Non si sa se il professor Ferraris gli abbia rilasciato la “piccola raccomandazione” richiesta. In ogni caso, il futuro premio Nobel si presentò all’esame di ammissione a Zurigo. Ebbe risultati molto positivi in matematica e fisica, ma non in lingue moderne, zoologia e botanica. Venne ascoltato con pazienza e comprensione, ma non riuscì ad essere ammesso. Avrebbe comunque avuto il tempo di rifarsi, e senza raccomandazioni.

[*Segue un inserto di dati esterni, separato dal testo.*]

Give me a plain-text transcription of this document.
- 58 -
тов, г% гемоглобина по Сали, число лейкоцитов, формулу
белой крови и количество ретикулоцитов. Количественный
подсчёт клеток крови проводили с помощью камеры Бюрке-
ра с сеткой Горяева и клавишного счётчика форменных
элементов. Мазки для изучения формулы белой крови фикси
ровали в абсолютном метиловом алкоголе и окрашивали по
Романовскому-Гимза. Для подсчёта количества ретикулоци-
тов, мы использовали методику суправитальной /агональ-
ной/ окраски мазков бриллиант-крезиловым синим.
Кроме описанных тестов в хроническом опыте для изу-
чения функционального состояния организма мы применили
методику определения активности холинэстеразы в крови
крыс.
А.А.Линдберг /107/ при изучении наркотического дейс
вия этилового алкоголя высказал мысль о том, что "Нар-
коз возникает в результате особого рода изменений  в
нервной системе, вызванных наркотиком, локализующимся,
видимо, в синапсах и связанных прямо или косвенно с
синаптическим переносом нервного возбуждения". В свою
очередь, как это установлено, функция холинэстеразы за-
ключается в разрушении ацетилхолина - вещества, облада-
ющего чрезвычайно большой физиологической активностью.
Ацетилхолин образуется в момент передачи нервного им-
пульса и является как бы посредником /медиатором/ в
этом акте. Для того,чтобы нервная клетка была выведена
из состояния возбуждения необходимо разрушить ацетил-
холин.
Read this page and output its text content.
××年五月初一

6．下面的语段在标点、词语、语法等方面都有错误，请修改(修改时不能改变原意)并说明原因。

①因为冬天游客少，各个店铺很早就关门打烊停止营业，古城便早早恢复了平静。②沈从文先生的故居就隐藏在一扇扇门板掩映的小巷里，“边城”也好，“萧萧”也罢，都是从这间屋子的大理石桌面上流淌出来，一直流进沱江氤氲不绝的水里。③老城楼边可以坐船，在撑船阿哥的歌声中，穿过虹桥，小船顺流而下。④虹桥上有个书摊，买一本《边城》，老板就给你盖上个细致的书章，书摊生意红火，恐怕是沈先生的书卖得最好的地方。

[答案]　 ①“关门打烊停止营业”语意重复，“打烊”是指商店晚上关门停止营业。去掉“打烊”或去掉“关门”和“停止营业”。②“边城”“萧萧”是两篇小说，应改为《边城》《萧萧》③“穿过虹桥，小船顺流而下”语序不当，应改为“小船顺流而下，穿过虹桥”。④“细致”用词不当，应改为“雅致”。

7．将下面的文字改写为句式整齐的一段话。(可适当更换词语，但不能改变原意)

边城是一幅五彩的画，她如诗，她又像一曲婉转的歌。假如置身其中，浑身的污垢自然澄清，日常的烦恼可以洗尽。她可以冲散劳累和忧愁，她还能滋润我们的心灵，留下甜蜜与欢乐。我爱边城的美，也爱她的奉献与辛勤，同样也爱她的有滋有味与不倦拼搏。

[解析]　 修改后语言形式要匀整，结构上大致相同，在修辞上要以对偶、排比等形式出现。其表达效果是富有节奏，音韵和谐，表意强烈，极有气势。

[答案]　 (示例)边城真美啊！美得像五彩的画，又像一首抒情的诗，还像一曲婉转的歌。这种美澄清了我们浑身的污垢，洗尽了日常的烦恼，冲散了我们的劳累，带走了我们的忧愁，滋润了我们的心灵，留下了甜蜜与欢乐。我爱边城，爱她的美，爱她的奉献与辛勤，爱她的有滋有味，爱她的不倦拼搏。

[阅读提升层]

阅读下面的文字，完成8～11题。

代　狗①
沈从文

   Tornando a Sciascia, la conclusione del suo articolo
“Mi manda Manzoni” esula comunque dal tema della raccomandazione, e si allarga a “una considerazione, per così dire, accademica, da congresso manzoniano”. Citando, senza smentirlo, il luogo comune di una Sicilia refrattaria al romanticismo, Sciascia scrive che “la corrente romantica che approssimativamente possiamo dire manzoniana certamente vi ebbe corso suscitando due grandi storici che la storia sanno raccontare, i cui libri – per dirla banalmente – si leggono come romanzi: Michele Amari e Isidoro La Lumia”. E conclude: “E come Manzoni era nel romanzo avvertitissimo storico, a questi due storici arride un gusto del narrare, quella seduzione del cuore, quella qualità visionaria che Vittorini esattamente riconobbe nella ‘Storia dei musulmani di Sicilia’ dell’Amari”.
  
Da questa affermazione, si è portati a pensare che la descrizione delle meschinità all’origine delle due lettere manzoniane sia stata anche un’occasione per ricordare due grandi siciliani, che furono grandi storici e grandi scrittori. Del Racconto popolare del Vespro siciliano dell’Amari, pubblicato nel 1982 con il numero 43 nella collana La memoria di Sellerio, Sciascia scrisse il risvolto di copertina. Ed è il caso di ricordare che Michele Amari occupò, meritatamente e autorevolmente, la cattedra di arabo istituita a Palermo sul finire del XVIII secolo per l’abate Giuseppe Vella, uno dei due protagonisti de Il Consiglio d’Egitto: che l’arabo invece non lo conosceva. Quanto a Isidoro La Lumia, sono sicuro di aver letto, in un testo sciasciano che purtroppo non ricordo, un aneddoto che illustrava la fermezza di carattere dello storico: lusingato dal governo borbonico con qualche promessa, minacciò di andarsene volontariamente in esilio, se le lusinghe non fossero cessate.